Though it deals with a gut-wrenching topic, I could not put this book down. I bought it on a Saturday afternoon and had it finished by Tuesday morning. It’s compelling reading about a family’s struggle with mental illness. Simonetta Carr’s son Jonathan developed schizophrenia and it turned their world upside down.
The book consists of two parts. The first is the story of Jonathan and the Carr family. You won’t be able to read it without tears. The second part is about coming to terms with mental illnesses like schizophrenia. How can affected families find the support and help they need? The author answers questions related to medication and other treatments, including Christian counselling. She discusses self-medication through tobacco, alcohol, and marijuana. What about when a spouse is the one with mental illness? She offers solid theological reflection on suffering in the Christian life and how to cope with it.
There are at least four things that bring me to highly recommend Broken Pieces.
First, there’s the forthright honesty in describing the struggle Carr’s family faced with Jonathan’s illness. The author made herself vulnerable in doing this, but the benefit is that readers unfamiliar with such experiences get a clear picture of what it’s really like. That helps to create empathy for those suffering with mental illness in their family. Those who are familiar with these issues receive affirmation that they’re not struggling by themselves – there are others out there who have gone through similar challenges.
Next, I really appreciate Carr’s emphasis on the church and the ordinary means of grace (i.e. preaching and the sacraments).

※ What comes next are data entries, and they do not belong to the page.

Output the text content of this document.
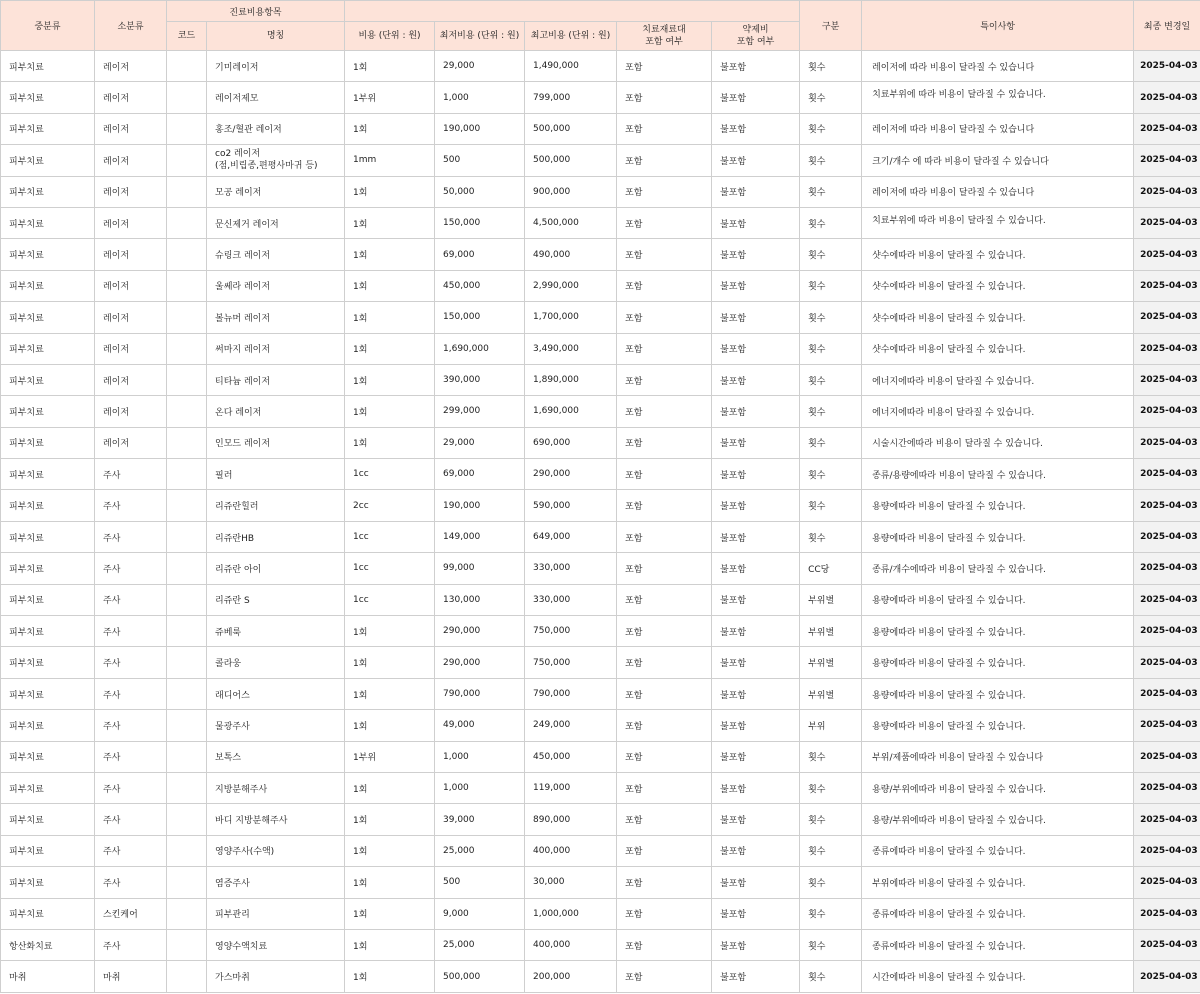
중분류	소분류	진료비용항목							구분	특이사항	최종 변경일
		코드	명칭	비용 (단위 : 원)	최저비용 (단위 : 원)	최고비용 (단위 : 원)	치료재료대
포함 여부	약제비
포함 여부			

피부치료	레이저		기미레이저	1회	29,000	1,490,000	포함	불포함	횟수	레이저에 따라 비용이 달라질 수 있습니다	2025-04-03
피부치료	레이저		레이저제모	1부위	1,000	799,000	포함	불포함	횟수	치료부위에 따라 비용이 달라질 수 있습니다.	2025-04-03
피부치료	레이저		홍조/혈관 레이저	1회	190,000	500,000	포함	불포함	횟수	레이저에 따라 비용이 달라질 수 있습니다	2025-04-03
피부치료	레이저		co2 레이저
(점,비립종,편평사마귀 등)	1mm	500	500,000	포함	불포함	횟수	크기/개수 에 따라 비용이 달라질 수 있습니다	2025-04-03
피부치료	레이저		모공 레이저	1회	50,000	900,000	포함	불포함	횟수	레이저에 따라 비용이 달라질 수 있습니다	2025-04-03
피부치료	레이저		문신제거 레이저	1회	150,000	4,500,000	포함	불포함	횟수	치료부위에 따라 비용이 달라질 수 있습니다.	2025-04-03
피부치료	레이저		슈링크 레이저	1회	69,000	490,000	포함	불포함	횟수	샷수에따라 비용이 달라질 수 있습니다.	2025-04-03
피부치료	레이저		울쎄라 레이저	1회	450,000	2,990,000	포함	불포함	횟수	샷수에따라 비용이 달라질 수 있습니다.	2025-04-03
피부치료	레이저		볼뉴머 레이저	1회	150,000	1,700,000	포함	불포함	횟수	샷수에따라 비용이 달라질 수 있습니다.	2025-04-03
피부치료	레이저		써마지 레이저	1회	1,690,000	3,490,000	포함	불포함	횟수	샷수에따라 비용이 달라질 수 있습니다.	2025-04-03
피부치료	레이저		티타늄 레이저	1회	390,000	1,890,000	포함	불포함	횟수	에너지에따라 비용이 달라질 수 있습니다.	2025-04-03
피부치료	레이저		온다 레이저	1회	299,000	1,690,000	포함	불포함	횟수	에너지에따라 비용이 달라질 수 있습니다.	2025-04-03
피부치료	레이저		인모드 레이저	1회	29,000	690,000	포함	불포함	횟수	시술시간에따라 비용이 달라질 수 있습니다.	2025-04-03
피부치료	주사		필러	1cc	69,000	290,000	포함	불포함	횟수	종류/용량에따라 비용이 달라질 수 있습니다.	2025-04-03
피부치료	주사		리쥬란힐러	2cc	190,000	590,000	포함	불포함	횟수	용량에따라 비용이 달라질 수 있습니다.	2025-04-03
피부치료	주사		리쥬란HB	1cc	149,000	649,000	포함	불포함	횟수	용량에따라 비용이 달라질 수 있습니다.	2025-04-03
피부치료	주사		리쥬란 아이	1cc	99,000	330,000	포함	불포함	CC당	종류/개수에따라 비용이 달라질 수 있습니다.	2025-04-03
피부치료	주사		리쥬란 S	1cc	130,000	330,000	포함	불포함	부위별	용량에따라 비용이 달라질 수 있습니다.	2025-04-03
피부치료	주사		쥬베룩	1회	290,000	750,000	포함	불포함	부위별	용량에따라 비용이 달라질 수 있습니다.	2025-04-03
피부치료	주사		콜라웅	1회	290,000	750,000	포함	불포함	부위별	용량에따라 비용이 달라질 수 있습니다.	2025-04-03
피부치료	주사		래디어스	1회	790,000	790,000	포함	불포함	부위별	용량에따라 비용이 달라질 수 있습니다.	2025-04-03
피부치료	주사		물광주사	1회	49,000	249,000	포함	불포함	부위	용량에따라 비용이 달라질 수 있습니다.	2025-04-03
피부치료	주사		보톡스	1부위	1,000	450,000	포함	불포함	횟수	부위/제품에따라 비용이 달라질 수 있습니다	2025-04-03
피부치료	주사		지방분해주사	1회	1,000	119,000	포함	불포함	횟수	용량/부위에따라 비용이 달라질 수 있습니다.	2025-04-03
피부치료	주사		바디 지방분해주사	1회	39,000	890,000	포함	불포함	횟수	용량/부위에따라 비용이 달라질 수 있습니다.	2025-04-03
피부치료	주사		영양주사(수액)	1회	25,000	400,000	포함	불포함	횟수	종류에따라 비용이 달라질 수 있습니다.	2025-04-03
피부치료	주사		염증주사	1회	500	30,000	포함	불포함	횟수	부위에따라 비용이 달라질 수 있습니다.	2025-04-03
피부치료	스킨케어		피부관리	1회	9,000	1,000,000	포함	불포함	횟수	종류에따라 비용이 달라질 수 있습니다.	2025-04-03
항산화치료	주사		영양수액치료	1회	25,000	400,000	포함	불포함	횟수	종류에따라 비용이 달라질 수 있습니다.	2025-04-03
마취	마취		가스마취	1회	500,000	200,000	포함	불포함	횟수	시간에따라 비용이 달라질 수 있습니다.	2025-04-03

Her family belongs to a United Reformed Church in the San Diego area, and this church figures prominently throughout Jonathan’s story. In the second part of the book, Carr stresses how important it is to be part of a solid, gospel-preaching church.
Third, Broken Pieces both illustrates how husbands and wives often deal with the mental illness of a child in different ways. Yet there’s not only description, there are also suggestions on how to manage those differences and even capitalize on them.
Finally, this book has great potential to improve the understanding of the treatment of mental health issues like schizophrenia. I’m thinking especially of our Reformed churches. There is often much ignorance among us about the seriousness of these ailments. In some instances, the focus is entirely on the medical side of things. With others, the illness is (mis)treated as strictly a spiritual problem. Carr contends for a more balanced approach taking everything into consideration.
I recommend Broken Pieces to one and all, but let me especially recommend it to two audiences in particular. First, to all families dealing with mental health issues. It doesn’t have to be schizophrenia. If you’re dealing with whatever mental illness, I’m sure you’ll find this a useful read. Second, to all office bearers. Office bearers particularly need to understand the complexities of mental illness so that in our shepherding we don’t hurt, but help. Carr’s book will get you in the right frame of mind to show the love and patience of Christ to those suffering with their mental health.